Que ce soit dans le Quartier Est, le quartier des docks ou celui des usines, les personnes âgées ou souffrant de maladies latentes, tels des arbres abattus, s’effondraient les unes après les autres dans le brouillard et ceux qui entrent en contact avec ces gens avaient l’impression d’avoir été contaminés par la peste. Ils mouraient rapidement, et même les adultes et les enfants valides étaient pris de légers malaises.

À leurs yeux, ce brouillard jaune pâle et noir évoquait la Mort qui s’abat.

En ce mardi de la dernière semaine de l’an 1349, Backlund se retrouvait noyé dans la brume.

Dans un coin de la salle, Klein se plaqua contre le mur de pierre pour ne pas être découvert par Mr. A.

Bientôt, il entendit des gémissements étouffés et sentit l’odeur de la chair et du sang.

Puis la voix de M. A retentit :

– « Donnez votre vie pour le Seigneur ».

Klein entendit le bruit de personnes qui s’effondraient et une forte fluctuation d’énergie spirituelle se fit sentir.

M. A aurait sacrifié ses quatre assistants ? Au moment même où cette pensée traversait son esprit, des lamentations immatérielles se firent entendre. Certains appelaient leur mère, d’autres toussaient violemment, d’autres encore gémissaient de douleur.

En tant que semi expert en sciences occultes, Klein eut l’impression de voir une série de silhouettes mécontentes et transparentes pénétrer l’une après l’autre le rituel, suivies par les années de torpeur, de désespoir, de douleur et de ressentiment provenant du quartier des docks, de celui des usines et du Quartier Est.

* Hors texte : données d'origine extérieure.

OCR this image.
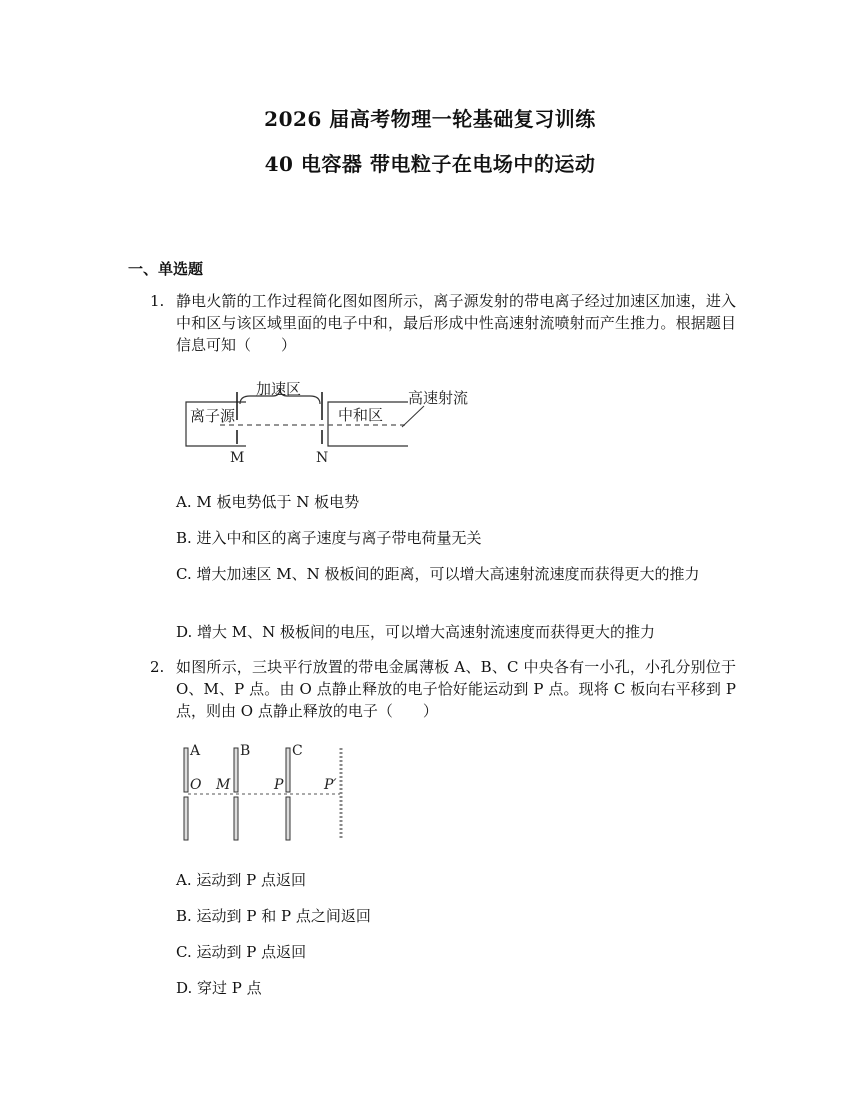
2026 届高考物理一轮基础复习训练
40 电容器 带电粒子在电场中的运动
一、单选题
1. 静电火箭的工作过程简化图如图所示，离子源发射的带电离子经过加速区加速，进入中和区与该区域里面的电子中和，最后形成中性高速射流喷射而产生推力。根据题目信息可知（　　）
离子源
加速区
中和区
高速射流
M	N
A. M 板电势低于 N 板电势
B. 进入中和区的离子速度与离子带电荷量无关
C. 增大加速区 M、N 极板间的距离，可以增大高速射流速度而获得更大的推力
D. 增大 M、N 极板间的电压，可以增大高速射流速度而获得更大的推力
2. 如图所示，三块平行放置的带电金属薄板 A、B、C 中央各有一小孔，小孔分别位于 O、M、P 点。由 O 点静止释放的电子恰好能运动到 P 点。现将 C 板向右平移到 P 点，则由 O 点静止释放的电子（　　）
A	B	C
O M	P	P′
A. 运动到 P 点返回
B. 运动到 P 和 P 点之间返回
C. 运动到 P 点返回
D. 穿过 P 点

Cela a-t-il officiellement commencé ? Le jeune homme ferma les yeux et, adossé au mur, serra et desserra sa main droite.

Pour lui, la meilleure chose à faire en cet instant était de s’éclipser et de fuir au loin pendant que M. A se concentrait sur le rituel.

Plusieurs fois de suite, il serra et desserra la main.

Sept ou huit secondes plus tard, il rouvrit les yeux tandis que les coins de sa bouche se relevaient de manière excessive.

Saisissant son revolver, il s’élança brusquement hors de sa cachette.

Vêtu de sa redingote noire à double boutonnage, il leva la main droite et visa l’autel.